From the marshy ground about the fall the pines shoot upward to an astonishing altitude, as though ambitious to overtop the cliff. Colonel Barlow approached the fall through a natural avenue in these pines, and as he caught sight of its dancing water, leaping with life-like action down the face of the overhanging cliff, the thought of fairies was so strongly suggested that he could think of no name so appropriate as the Fall of the Fairies.

The extreme north of the Lower Basin is bounded by the East Fork of Madison River, along whose valley, within the basin and above it, are numerous groups of interesting springs, though not materially different from those already described. Near the head of the stream sulphur springs are abundant, with here and there extensive deposits of sulphur. Steam-vents are frequent, their orifices lined with sulphur, and the surrounding crust filled with crystals of a vivid yellow. The channels of the streams are lined with a delicate veil of creamy sulphur. In some of the springs, lower down the stream, iron predominates.

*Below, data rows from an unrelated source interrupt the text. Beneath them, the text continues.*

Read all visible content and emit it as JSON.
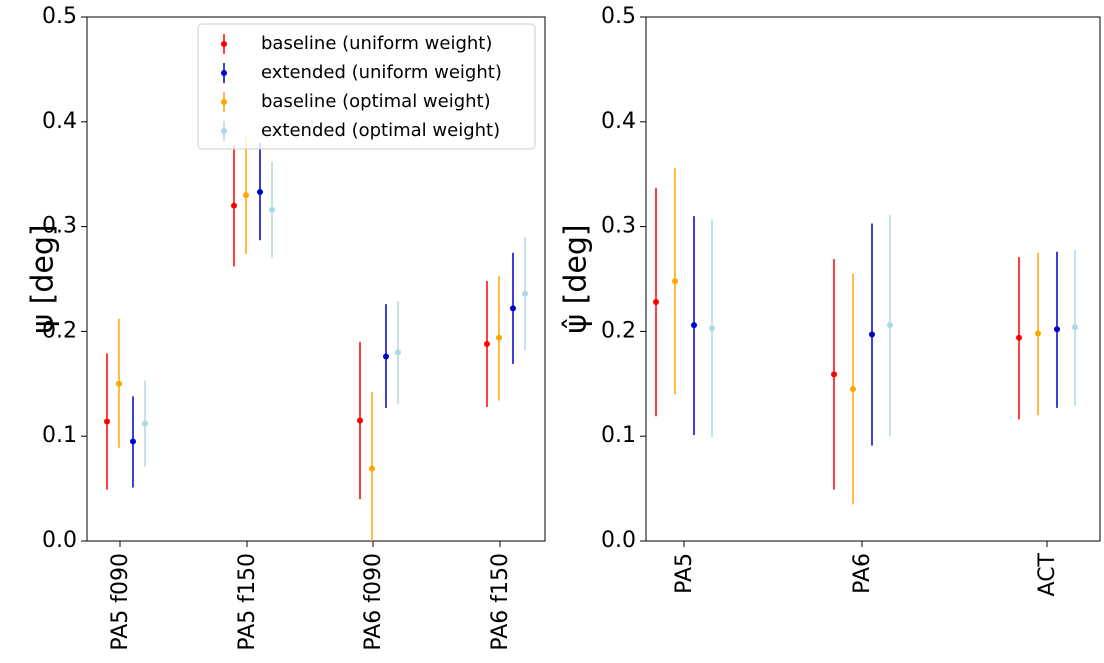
{
  "chart_data": [
    {
      "type": "scatter",
      "subtype": "errorbar",
      "title": "",
      "xlabel": "",
      "ylabel": "ψ [deg]",
      "ylim": [
        0,
        0.5
      ],
      "yticks": [
        "0.0",
        "0.1",
        "0.2",
        "0.3",
        "0.4",
        "0.5"
      ],
      "categories": [
        "PA5 f090",
        "PA5 f150",
        "PA6 f090",
        "PA6 f150"
      ],
      "legend": "top-right",
      "series": [
        {
          "name": "baseline (uniform weight)",
          "color": "#ff0000",
          "values": [
            0.114,
            0.32,
            0.115,
            0.188
          ],
          "lower": [
            0.049,
            0.262,
            0.04,
            0.128
          ],
          "upper": [
            0.179,
            0.378,
            0.19,
            0.248
          ]
        },
        {
          "name": "extended (uniform weight)",
          "color": "#0000cc",
          "values": [
            0.095,
            0.333,
            0.176,
            0.222
          ],
          "lower": [
            0.051,
            0.287,
            0.127,
            0.169
          ],
          "upper": [
            0.138,
            0.38,
            0.226,
            0.275
          ]
        },
        {
          "name": "baseline (optimal weight)",
          "color": "#ffa500",
          "values": [
            0.15,
            0.33,
            0.069,
            0.194
          ],
          "lower": [
            0.089,
            0.274,
            0.0,
            0.134
          ],
          "upper": [
            0.212,
            0.386,
            0.142,
            0.253
          ]
        },
        {
          "name": "extended (optimal weight)",
          "color": "#add8e6",
          "values": [
            0.112,
            0.316,
            0.18,
            0.236
          ],
          "lower": [
            0.071,
            0.27,
            0.131,
            0.182
          ],
          "upper": [
            0.153,
            0.362,
            0.229,
            0.29
          ]
        }
      ]
    },
    {
      "type": "scatter",
      "subtype": "errorbar",
      "title": "",
      "xlabel": "",
      "ylabel": "ψ̂ [deg]",
      "ylim": [
        0,
        0.5
      ],
      "yticks": [
        "0.0",
        "0.1",
        "0.2",
        "0.3",
        "0.4",
        "0.5"
      ],
      "categories": [
        "PA5",
        "PA6",
        "ACT"
      ],
      "series": [
        {
          "name": "baseline (uniform weight)",
          "color": "#ff0000",
          "values": [
            0.228,
            0.159,
            0.194
          ],
          "lower": [
            0.119,
            0.049,
            0.116
          ],
          "upper": [
            0.337,
            0.269,
            0.271
          ]
        },
        {
          "name": "baseline (optimal weight)",
          "color": "#ffa500",
          "values": [
            0.248,
            0.145,
            0.198
          ],
          "lower": [
            0.14,
            0.035,
            0.12
          ],
          "upper": [
            0.356,
            0.255,
            0.275
          ]
        },
        {
          "name": "extended (uniform weight)",
          "color": "#0000cc",
          "values": [
            0.206,
            0.197,
            0.202
          ],
          "lower": [
            0.101,
            0.091,
            0.127
          ],
          "upper": [
            0.31,
            0.303,
            0.276
          ]
        },
        {
          "name": "extended (optimal weight)",
          "color": "#add8e6",
          "values": [
            0.203,
            0.206,
            0.204
          ],
          "lower": [
            0.099,
            0.1,
            0.129
          ],
          "upper": [
            0.307,
            0.311,
            0.278
          ]
        }
      ]
    }
  ]
}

Within the basin on the south side of the East Fork are a hundred springs or more, any one of which, if alone, would be worthy of elaborate description. In some the fallen leaves of trees are frosted with silica as white as snow, and the inner surface of the basins are covered with a delicate bead-like embroidery of marvellous beauty. The most beautiful of the group is a Prismatic Spring, like those described in the Upper Basin. "Nothing ever conceived by human art," says Dr. Hayden, "could equal the peculiar vividness and delicacy of coloring of these remarkable prismatic springs." About a mile south of the East Fork, at the head of a little stream that flows into the Firehole, is another of these brilliant springs. A thin, delicately ornamental rim of silica surrounds a basin six feet in diameter, filled to the brim with water of marvellous transparency. When its surface is rippled by a passing breeze, the reflected sunlight is broken as by a million prisms. It is called the Rainbow Spring.


CHAPTER XIV.

NATURAL HISTORY OF GEYSERS AND OTHER THERMAL SPRINGS.

In Icelandic speech the word geyser means simply rager, and is applied indiscriminately to all turbulent fountains of water or mud. The most violent and noisy "rager" on the island being the great intermittent spouting spring near Haukadal, it naturally gained for itself the title, The Geyser; and being the earliest known and most remarkable fountain of the kind, its native common name was adopted in other languages as the generic name for all springs of its class.